Oh..man this thread reminds of the good ol' bandaid on the nose with blood dripping from the same. Yeah make sure you are square and your stance is correct. Overdraw and leaning into your anchor will cause it. Did I mention brass nocks are murder on your nose? You may getting too far "inside" the bow and attempting to get your eye over the arrow. Make sure your bow arm shoulder is pointing at the target.


----------



## j.conner (Nov 12, 2009)

Use a deep hook, trim the tab to fit, turn head more to target, open stance a bit, and don't tilt head.

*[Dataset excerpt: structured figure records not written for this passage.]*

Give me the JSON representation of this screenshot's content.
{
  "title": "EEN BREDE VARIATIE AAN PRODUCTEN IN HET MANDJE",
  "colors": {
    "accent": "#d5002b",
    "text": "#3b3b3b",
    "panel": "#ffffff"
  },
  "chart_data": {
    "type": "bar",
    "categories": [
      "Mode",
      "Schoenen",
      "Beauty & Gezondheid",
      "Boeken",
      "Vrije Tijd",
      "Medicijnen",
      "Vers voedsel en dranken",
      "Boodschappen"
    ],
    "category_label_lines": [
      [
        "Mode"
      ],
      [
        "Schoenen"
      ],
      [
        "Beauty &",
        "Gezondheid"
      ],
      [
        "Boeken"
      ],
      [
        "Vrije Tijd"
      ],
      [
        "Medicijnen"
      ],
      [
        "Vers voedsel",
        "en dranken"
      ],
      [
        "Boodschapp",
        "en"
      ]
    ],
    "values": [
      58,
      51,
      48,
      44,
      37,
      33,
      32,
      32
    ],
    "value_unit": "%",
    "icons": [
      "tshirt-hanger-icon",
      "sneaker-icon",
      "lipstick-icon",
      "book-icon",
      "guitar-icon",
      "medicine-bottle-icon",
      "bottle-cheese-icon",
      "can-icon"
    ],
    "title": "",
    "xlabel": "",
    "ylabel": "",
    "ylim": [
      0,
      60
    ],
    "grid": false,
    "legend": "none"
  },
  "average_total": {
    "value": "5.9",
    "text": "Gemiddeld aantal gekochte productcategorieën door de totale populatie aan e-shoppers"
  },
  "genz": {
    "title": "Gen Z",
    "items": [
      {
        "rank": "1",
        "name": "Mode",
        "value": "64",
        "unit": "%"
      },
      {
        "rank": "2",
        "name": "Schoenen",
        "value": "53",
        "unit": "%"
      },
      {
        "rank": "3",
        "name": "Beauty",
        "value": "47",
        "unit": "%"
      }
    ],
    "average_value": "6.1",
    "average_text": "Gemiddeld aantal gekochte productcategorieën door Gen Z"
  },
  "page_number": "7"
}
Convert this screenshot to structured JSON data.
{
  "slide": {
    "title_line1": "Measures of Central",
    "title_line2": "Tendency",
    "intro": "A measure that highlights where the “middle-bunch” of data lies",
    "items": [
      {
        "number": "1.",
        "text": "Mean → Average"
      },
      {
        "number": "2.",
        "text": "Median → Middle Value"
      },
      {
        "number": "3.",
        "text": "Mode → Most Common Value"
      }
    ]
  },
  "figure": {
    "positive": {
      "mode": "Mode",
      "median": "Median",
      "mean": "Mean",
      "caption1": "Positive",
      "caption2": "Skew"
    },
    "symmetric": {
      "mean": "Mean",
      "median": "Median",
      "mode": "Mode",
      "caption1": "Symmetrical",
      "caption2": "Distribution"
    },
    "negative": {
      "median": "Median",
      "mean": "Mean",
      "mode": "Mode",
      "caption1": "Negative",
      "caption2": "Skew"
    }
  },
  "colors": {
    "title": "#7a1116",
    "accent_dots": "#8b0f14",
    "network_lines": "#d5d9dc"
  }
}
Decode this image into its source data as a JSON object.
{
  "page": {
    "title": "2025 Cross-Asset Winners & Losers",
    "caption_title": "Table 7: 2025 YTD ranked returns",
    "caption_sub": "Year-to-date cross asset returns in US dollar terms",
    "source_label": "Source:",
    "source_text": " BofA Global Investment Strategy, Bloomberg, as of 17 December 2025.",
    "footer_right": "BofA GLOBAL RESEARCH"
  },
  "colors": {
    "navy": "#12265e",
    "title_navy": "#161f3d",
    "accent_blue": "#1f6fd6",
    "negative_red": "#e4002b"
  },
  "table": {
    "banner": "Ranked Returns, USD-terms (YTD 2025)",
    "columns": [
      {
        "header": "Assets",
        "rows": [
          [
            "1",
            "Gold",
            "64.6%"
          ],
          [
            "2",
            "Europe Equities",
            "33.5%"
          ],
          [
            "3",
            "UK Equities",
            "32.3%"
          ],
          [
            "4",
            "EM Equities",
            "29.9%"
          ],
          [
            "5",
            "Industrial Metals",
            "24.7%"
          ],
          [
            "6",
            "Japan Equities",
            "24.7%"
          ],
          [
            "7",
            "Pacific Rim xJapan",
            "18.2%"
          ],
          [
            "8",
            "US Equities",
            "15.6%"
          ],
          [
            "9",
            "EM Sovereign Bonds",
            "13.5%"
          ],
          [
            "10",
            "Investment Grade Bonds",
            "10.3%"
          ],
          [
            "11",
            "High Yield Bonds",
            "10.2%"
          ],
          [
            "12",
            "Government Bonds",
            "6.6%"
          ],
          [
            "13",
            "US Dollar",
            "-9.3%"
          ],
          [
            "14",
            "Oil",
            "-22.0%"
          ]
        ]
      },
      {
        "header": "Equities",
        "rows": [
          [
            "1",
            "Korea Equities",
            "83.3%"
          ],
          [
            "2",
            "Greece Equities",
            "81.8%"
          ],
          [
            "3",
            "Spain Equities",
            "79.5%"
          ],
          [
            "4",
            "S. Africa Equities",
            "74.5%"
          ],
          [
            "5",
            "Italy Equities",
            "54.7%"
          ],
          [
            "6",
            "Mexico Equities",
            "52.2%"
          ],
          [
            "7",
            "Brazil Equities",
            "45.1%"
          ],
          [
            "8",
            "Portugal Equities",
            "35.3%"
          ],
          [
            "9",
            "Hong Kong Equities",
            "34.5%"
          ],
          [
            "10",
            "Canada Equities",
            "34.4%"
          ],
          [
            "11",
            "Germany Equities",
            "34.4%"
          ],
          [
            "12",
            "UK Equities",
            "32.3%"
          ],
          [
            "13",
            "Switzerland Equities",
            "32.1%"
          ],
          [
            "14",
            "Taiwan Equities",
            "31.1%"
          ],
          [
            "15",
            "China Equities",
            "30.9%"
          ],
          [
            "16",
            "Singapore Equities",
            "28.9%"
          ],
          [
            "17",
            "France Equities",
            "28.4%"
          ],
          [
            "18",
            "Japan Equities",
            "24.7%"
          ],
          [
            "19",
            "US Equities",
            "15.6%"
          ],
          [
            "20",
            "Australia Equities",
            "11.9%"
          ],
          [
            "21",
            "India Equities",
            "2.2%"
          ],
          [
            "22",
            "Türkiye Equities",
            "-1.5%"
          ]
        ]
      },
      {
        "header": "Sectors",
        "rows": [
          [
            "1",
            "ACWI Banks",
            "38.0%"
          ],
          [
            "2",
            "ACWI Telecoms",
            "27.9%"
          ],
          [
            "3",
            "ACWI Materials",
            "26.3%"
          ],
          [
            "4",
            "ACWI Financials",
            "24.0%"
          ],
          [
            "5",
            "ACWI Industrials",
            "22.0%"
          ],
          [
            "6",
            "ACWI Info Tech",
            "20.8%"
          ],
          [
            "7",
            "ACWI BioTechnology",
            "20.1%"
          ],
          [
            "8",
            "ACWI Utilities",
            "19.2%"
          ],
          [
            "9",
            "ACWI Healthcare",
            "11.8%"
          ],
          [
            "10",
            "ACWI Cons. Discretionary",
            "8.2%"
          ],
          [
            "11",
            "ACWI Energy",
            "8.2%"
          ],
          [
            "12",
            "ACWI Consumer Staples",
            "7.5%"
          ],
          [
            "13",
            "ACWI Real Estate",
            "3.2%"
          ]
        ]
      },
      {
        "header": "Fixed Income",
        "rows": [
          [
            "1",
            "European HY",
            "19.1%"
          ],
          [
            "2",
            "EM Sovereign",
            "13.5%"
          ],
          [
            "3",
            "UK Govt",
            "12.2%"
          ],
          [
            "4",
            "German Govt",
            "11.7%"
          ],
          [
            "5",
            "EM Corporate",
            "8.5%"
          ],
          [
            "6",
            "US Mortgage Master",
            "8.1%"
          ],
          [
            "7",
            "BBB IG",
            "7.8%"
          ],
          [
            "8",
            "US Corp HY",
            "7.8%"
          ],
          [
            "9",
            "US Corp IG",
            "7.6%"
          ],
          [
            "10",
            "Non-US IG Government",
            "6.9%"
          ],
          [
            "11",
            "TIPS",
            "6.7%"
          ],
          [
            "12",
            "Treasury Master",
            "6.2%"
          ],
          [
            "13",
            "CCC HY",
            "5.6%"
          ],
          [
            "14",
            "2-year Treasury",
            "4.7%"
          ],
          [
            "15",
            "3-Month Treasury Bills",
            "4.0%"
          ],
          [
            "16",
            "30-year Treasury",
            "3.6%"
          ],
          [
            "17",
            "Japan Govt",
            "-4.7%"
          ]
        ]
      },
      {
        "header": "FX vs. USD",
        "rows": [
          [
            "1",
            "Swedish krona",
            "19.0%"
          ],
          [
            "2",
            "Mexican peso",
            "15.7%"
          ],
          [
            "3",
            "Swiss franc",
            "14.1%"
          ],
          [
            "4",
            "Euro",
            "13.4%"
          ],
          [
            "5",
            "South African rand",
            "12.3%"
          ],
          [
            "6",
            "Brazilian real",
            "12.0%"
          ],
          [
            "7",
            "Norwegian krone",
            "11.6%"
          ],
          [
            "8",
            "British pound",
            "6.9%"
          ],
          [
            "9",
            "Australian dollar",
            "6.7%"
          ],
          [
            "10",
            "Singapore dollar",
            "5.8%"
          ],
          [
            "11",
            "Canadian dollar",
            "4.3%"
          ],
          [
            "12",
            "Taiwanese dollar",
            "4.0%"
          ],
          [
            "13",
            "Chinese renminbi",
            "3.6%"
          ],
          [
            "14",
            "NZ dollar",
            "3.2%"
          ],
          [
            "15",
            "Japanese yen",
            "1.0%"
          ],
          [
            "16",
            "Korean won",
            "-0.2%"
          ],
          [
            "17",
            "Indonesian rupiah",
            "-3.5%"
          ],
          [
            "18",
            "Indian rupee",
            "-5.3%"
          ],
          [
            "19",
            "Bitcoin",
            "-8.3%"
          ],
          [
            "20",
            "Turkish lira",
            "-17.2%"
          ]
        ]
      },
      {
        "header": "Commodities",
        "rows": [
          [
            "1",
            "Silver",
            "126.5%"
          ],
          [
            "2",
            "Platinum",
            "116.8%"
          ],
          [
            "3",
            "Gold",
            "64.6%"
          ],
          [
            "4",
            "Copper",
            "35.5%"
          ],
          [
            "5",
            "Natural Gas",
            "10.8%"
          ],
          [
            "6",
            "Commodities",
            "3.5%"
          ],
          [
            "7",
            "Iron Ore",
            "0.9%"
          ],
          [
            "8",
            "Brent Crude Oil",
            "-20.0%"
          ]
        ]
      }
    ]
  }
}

I find the leather can slap my face upon release if I do not trim it.


----------



## xxxJakkxxx (Apr 17, 2014)

In my switch from glove to tab I noticed I would not the tip of my nose almost every shot. I drew my bow while standing next to a mirror and noticed my head was not turned completely. I realized turning my head so that it's square to the target was very difficult and a little uncomfortable. For some reason my neck had a lesser range of motion to the left than the right. Since noticing, i did a bit of stretching and would consciously force my head to turn further and I rarely hit my nose. It's only now and then when I relax and don't stand square. I'm not sure why there's a difference in nose clearance from glove to tab but it let me know about a slight form flaw. Even if I go back to a glove, I'll hopefully have a bit better form from my tab.


----------